The concept of vulnerability is theoretically complex and rarely explored in depth. However, it often serves as a foundation for research in healthcare ethics and the humanities. Typically, vulnerability is used to characterize a patient’s diminished autonomy and to stress the importance of a compassionate approach on the part of the caregiver. A closer look, nevertheless, reveals a lack of support for the theoretical perspective that is deriving from the idea of an innate and impulsive morality, a kindness that seems to be fundamentally linked to care. 

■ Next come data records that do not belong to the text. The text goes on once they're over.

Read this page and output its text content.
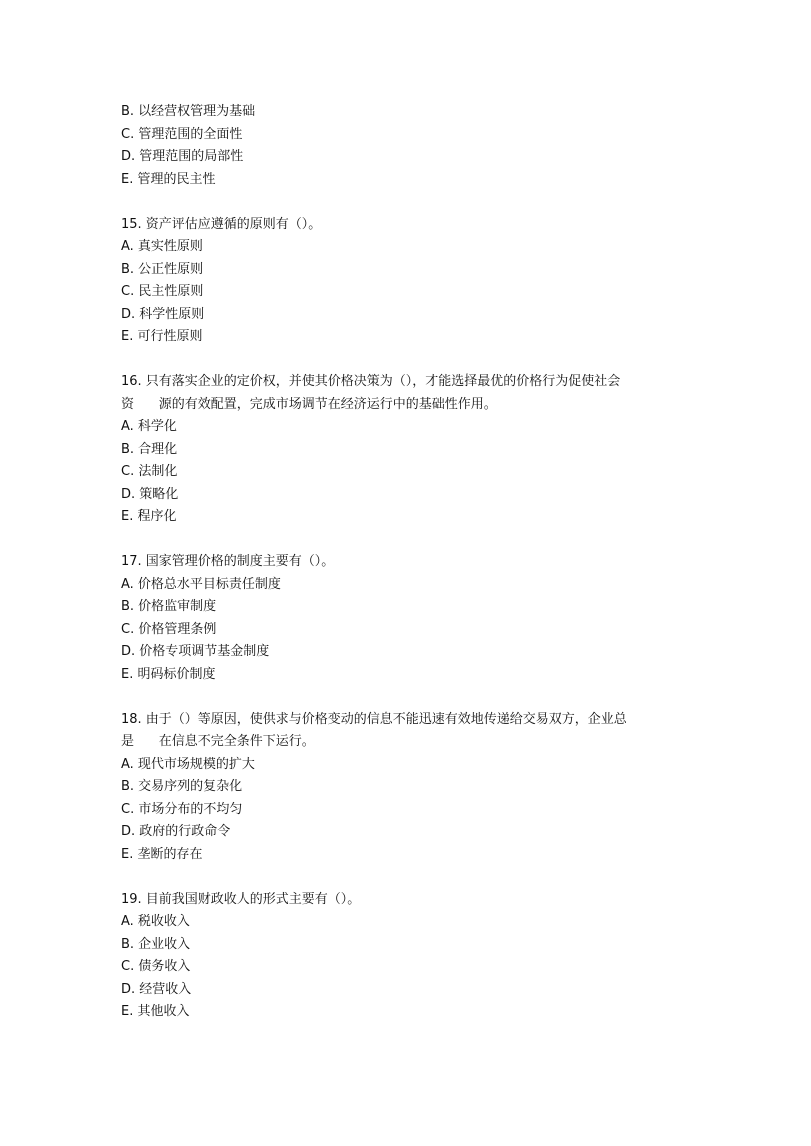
B. 以经营权管理为基础
C. 管理范围的全面性
D. 管理范围的局部性
E. 管理的民主性
15. 资产评估应遵循的原则有（）。
A. 真实性原则
B. 公正性原则
C. 民主性原则
D. 科学性原则
E. 可行性原则
16. 只有落实企业的定价权，并使其价格决策为（），才能选择最优的价格行为促使社会
资      源的有效配置，完成市场调节在经济运行中的基础性作用。
A. 科学化
B. 合理化
C. 法制化
D. 策略化
E. 程序化
17. 国家管理价格的制度主要有（）。
A. 价格总水平目标责任制度
B. 价格监审制度
C. 价格管理条例
D. 价格专项调节基金制度
E. 明码标价制度
18. 由于（）等原因，使供求与价格变动的信息不能迅速有效地传递给交易双方，企业总
是      在信息不完全条件下运行。
A. 现代市场规模的扩大
B. 交易序列的复杂化
C. 市场分布的不均匀
D. 政府的行政命令
E. 垄断的存在
19. 目前我国财政收人的形式主要有（）。
A. 税收收入
B. 企业收入
C. 债务收入
D. 经营收入
E. 其他收入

Whether we are talking about an extremely premature baby, a chronic patient, a person undergoing resuscitation, or a person at the end of life, vulnerability is a sign of the precariousness of vitality and the proximity of death, and it gives full meaning to the technical dimension of the caring gesture. It provides significance to the technical aspects of caregiving. The concept of vulnerability helps to consider subjective temporality and to perceive the exteriority of the painful body. The caregiver’s role is challenged by daily exposure to the distress and anxiety of patients and their families, coupled with institutional expectations and demands. 

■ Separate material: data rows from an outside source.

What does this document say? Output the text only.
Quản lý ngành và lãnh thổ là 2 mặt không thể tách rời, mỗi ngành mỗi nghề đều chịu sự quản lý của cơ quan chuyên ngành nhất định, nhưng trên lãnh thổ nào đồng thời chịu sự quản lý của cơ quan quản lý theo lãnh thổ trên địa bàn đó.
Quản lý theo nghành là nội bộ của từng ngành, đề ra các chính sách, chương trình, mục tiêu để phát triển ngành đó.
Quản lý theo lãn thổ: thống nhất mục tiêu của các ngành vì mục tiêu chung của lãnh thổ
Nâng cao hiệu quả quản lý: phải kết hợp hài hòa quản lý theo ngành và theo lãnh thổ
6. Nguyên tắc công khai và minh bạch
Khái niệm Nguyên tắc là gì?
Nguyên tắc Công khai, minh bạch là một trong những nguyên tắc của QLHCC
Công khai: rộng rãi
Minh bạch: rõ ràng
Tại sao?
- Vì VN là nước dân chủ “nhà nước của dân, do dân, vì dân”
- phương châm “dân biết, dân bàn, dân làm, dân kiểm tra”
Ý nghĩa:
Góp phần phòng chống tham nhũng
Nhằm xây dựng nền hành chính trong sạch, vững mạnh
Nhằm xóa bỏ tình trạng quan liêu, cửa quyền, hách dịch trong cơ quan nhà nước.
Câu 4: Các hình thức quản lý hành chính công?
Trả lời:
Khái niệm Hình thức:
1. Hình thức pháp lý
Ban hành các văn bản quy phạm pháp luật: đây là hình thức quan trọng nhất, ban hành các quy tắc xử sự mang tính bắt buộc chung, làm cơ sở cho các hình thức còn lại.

Access to knowledge about the suffering of others and their experience of pain is difficult both in terms of time, space and social interaction. The caring relationship is not, therefore, a clear-cut link based on technical knowledge, nor is it based on feelings alone. It manifests as a combination of impersonal and personal elements, resulting in a paradoxical perception for the caregiver, who occupies a position that is both specialized and supportive, skilled and vulnerable. 

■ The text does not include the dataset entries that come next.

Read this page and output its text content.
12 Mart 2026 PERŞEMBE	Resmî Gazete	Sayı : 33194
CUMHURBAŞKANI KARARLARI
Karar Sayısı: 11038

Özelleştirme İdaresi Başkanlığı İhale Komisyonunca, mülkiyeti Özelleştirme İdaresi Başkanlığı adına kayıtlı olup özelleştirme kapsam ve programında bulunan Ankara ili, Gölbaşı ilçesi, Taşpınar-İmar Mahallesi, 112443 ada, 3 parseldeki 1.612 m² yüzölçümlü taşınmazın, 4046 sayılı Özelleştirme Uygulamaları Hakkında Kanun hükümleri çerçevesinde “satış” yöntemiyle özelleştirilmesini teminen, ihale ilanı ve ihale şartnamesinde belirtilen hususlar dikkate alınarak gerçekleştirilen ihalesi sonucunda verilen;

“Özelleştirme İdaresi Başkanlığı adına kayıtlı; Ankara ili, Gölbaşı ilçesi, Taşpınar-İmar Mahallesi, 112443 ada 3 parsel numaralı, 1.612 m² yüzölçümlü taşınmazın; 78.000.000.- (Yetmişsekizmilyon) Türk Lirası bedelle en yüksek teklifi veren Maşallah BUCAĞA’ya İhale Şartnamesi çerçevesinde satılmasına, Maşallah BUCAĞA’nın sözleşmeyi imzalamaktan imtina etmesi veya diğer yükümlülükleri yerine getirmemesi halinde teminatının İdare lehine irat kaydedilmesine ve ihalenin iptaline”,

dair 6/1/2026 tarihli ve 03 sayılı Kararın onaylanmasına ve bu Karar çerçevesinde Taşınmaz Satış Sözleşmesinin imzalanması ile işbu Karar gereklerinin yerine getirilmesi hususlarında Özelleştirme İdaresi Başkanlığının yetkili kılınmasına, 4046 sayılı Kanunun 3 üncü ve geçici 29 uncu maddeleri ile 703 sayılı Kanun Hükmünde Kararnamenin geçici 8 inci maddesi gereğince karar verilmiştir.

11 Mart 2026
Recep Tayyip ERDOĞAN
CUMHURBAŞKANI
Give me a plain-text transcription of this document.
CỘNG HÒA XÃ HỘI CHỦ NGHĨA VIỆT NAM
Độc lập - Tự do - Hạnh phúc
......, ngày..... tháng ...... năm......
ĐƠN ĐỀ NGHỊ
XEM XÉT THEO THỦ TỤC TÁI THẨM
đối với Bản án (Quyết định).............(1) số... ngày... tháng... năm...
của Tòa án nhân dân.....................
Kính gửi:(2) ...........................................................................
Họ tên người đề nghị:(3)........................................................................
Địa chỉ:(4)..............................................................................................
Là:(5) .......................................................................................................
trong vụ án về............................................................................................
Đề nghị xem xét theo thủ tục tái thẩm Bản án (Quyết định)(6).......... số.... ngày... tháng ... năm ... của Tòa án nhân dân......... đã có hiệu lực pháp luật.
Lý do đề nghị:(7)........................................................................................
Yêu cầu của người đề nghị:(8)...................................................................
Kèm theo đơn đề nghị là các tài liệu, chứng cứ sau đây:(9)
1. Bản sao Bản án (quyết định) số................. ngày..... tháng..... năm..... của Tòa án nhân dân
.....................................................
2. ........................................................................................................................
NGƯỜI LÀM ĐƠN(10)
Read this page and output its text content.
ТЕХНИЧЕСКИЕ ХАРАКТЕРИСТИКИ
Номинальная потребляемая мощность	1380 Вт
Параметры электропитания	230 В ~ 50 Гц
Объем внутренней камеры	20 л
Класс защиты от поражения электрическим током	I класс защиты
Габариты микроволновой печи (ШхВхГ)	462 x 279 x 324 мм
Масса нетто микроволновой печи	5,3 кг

This interdisciplinary conference aims to mobilize researchers from different countries and cultural contexts in the fields of humanities and social sciences (bioethics, philosophy, sociology, education and training sciences…) and health professionals to re-examine the concept of vulnerability, to analyze it in the context of current clinical situations, and to provide insights into vulnerability from observation and analysis in the field of care and support. Does vulnerability indicate weakness or failure? Is it a fundamental tension that permeates all interactions? The field of healthcare appears to transcend social and individual boundaries, thought, interpersonal interaction, and technical competence, mainly because it is rooted in vulnerability and the obligation to deal with it. Whether vulnerability is defined as inactivity, self-sacrifice, or the profound depth of human relationships, the concept of vulnerability requires an examination of the very nature of the clinical experience.

We suggest to the contributors to focus their analysis on the following lines (but not only):

  1. How can we think about the temporality of vulnerability in illness and in the care relationship for family caregivers and health professionals?
  2. What is a vulnerable body in care and in the institution?
  3. Who is the recipient of care in a health service? 
  4. How do vulnerability and incapacity affect medical decision making?
  5. How can we consider the conflicting imperatives that permeate clinical practice as a factor in the vulnerability of health professionals?
  6. What is the place of the patient’s own experience of care in relation to professional caregivers, between vulnerability and expertise?

Conference languages: English and French.

Organization Committee : Flora Bastiani, Charlotte Piarulli, Elisa Calvet et Michèle Saint-Jean

Scientific Committee : Flora Bastiani, Eimantas Peičius, Charlotte Piarulli, Elisa Calvet et Gvidas Urbonas.